The ideal clinical implementation of this technology might begin with a custom graphical user interface that is directly linked to the WSI and the navigation feature. A screener, such as a cytotechnologist or trainee, would view the automated ROIs. If desired, the screener could use the navigation feature to evaluate select ROIs in order to glean additional information such as colloid or lymphocytes. Once satisfied with the initial evaluation, the screener would assign the TBS category and then follow the proposed workflow indicated in Figure 3. If the result led to FR, the case would be flagged for review by a pathologist. The pathologist would then have the option to use any or all of the available modalities to render a final TBS diagnosis, including use of the navigation feature to assist in the review of the WSI. This practical implementation of the screening software as an assistive tool for pathologists would result in fewer cases for the pathologist to review and allow for more time to be spent on challenging cases. In addition, the pathologist would have the benefit of the malignancy prediction of the classifier MLA to aid in arriving at the final cytologic diagnosis.

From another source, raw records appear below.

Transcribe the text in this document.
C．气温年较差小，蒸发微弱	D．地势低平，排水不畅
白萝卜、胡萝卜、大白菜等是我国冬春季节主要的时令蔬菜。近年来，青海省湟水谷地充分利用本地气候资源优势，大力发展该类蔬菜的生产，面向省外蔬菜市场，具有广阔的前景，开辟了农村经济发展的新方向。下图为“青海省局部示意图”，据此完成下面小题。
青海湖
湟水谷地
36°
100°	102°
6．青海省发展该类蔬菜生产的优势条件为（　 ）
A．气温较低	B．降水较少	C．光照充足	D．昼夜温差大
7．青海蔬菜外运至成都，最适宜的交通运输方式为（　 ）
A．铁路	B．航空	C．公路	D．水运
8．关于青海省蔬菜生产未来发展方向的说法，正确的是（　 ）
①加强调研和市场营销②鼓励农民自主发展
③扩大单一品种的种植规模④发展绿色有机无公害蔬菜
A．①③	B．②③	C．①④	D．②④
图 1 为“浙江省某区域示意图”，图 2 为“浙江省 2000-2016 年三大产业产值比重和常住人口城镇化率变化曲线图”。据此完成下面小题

In conclusion, using an MLA we created software that automatically generates an image gallery for the screening and identification of ROIs for thyroid FNAB WSIs. We used this image gallery to assess whether the detected ROIs were sufficient to render a TBS diagnosis. Our results demonstrated almost perfect concordance between TBS diagnoses made using the image gallery and those based on the WSI alone. Our results suggest that the screening software can be used to effectively screen thyroid FNABs. We believe this software, in conjunction with the MLA malignancy predictions and additional navigation features, can reduce indeterminate rates in thyroid FNAB diagnoses, aid in the classification and triage of FNABs, improve the accuracy of the screening process, and help reduce pathologist workloads on digital platforms.
The authors have no relevant financial interest in the products or companies described in this article.